In a wet section of tundra, Queen's Crown (Clementsia rhodantha), slightly faded after a summer of song, hosted a bumblebee.
Glorious Harebell flowers tinted the tundra purple and snow banks persisted in late summer.
Clumps of yellow asters lined the trails and Rocky Mountain Parnassian butterflies flitted among them. A male drank nectar from a yellow gem.

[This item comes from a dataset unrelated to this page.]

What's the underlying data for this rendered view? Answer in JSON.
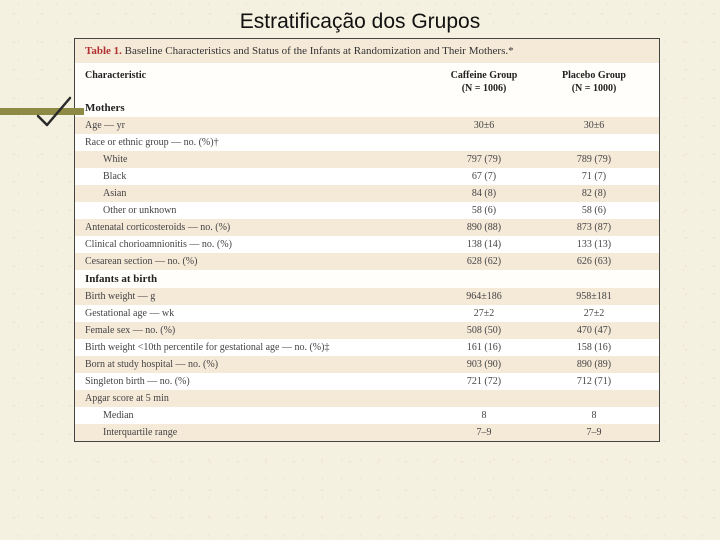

After spotting the butterfly, to loop back to camp, I tried to take an adventurous 'shortcut' on a non-motorized (i.e., motorized travel not allowed). After strenuously climbing to a saddle between two peaks, I realized that my old map, created before this area became an official 'wilderness area', had led me astray. The trail I sought no longer existed. And, because my GPS sat safely locked in our van, I didn't have any guidance for a cross-country short-cut.
Eventually, I turned back, retracing my original route, and arriving back at camp later than anyone expected. This misguided meandering in the wilderness wasn't an isolated event, as you'll read when I post about later parts of the trip. I think that I need to get a 'real' GPS, rather than my outdated one that's designed for runners to log their mileage and pace.
But, sometimes while I was lost on this vacation, I saw things that I would've otherwise missed. In this case, my wandering let me gaze at faraway mountain oases that we'd be exploring later in the trip.I also stumbled upon a harbinger of autumn, a member of the Gentian plant family. All the Colorado Gentian species bloom in the waning days of summer. The Arctic Gentians that I saw near James Peak bloom only in the grassy meadows of the alpine tundra. They're compact, standing only about 6" tall, but their large flashy blossoms bring one of the last floral outbursts to the thin air of the tundra.All Gentian species, including the Arctic Gentian, deftly close their petals in rapid response to clouds and cooling. This undoubtedly protects their vital reproductive organs, tucked deep within the petals, from the cold. This ability probably helps them to flourish when other wildflowers wane due to the frosty late summer nights.When I finally wound my way back to camp, we immediately set out toward our ultimate destination of the San Juan Mountains of southwest Colorado. However, due to my chronic spine pain, we always break our trips into short legs, with our favorite mountain spots as our layovers. Thus, on that first day of vacation, we headed toward Monarch Pass and its awe-inspiring alpine trails.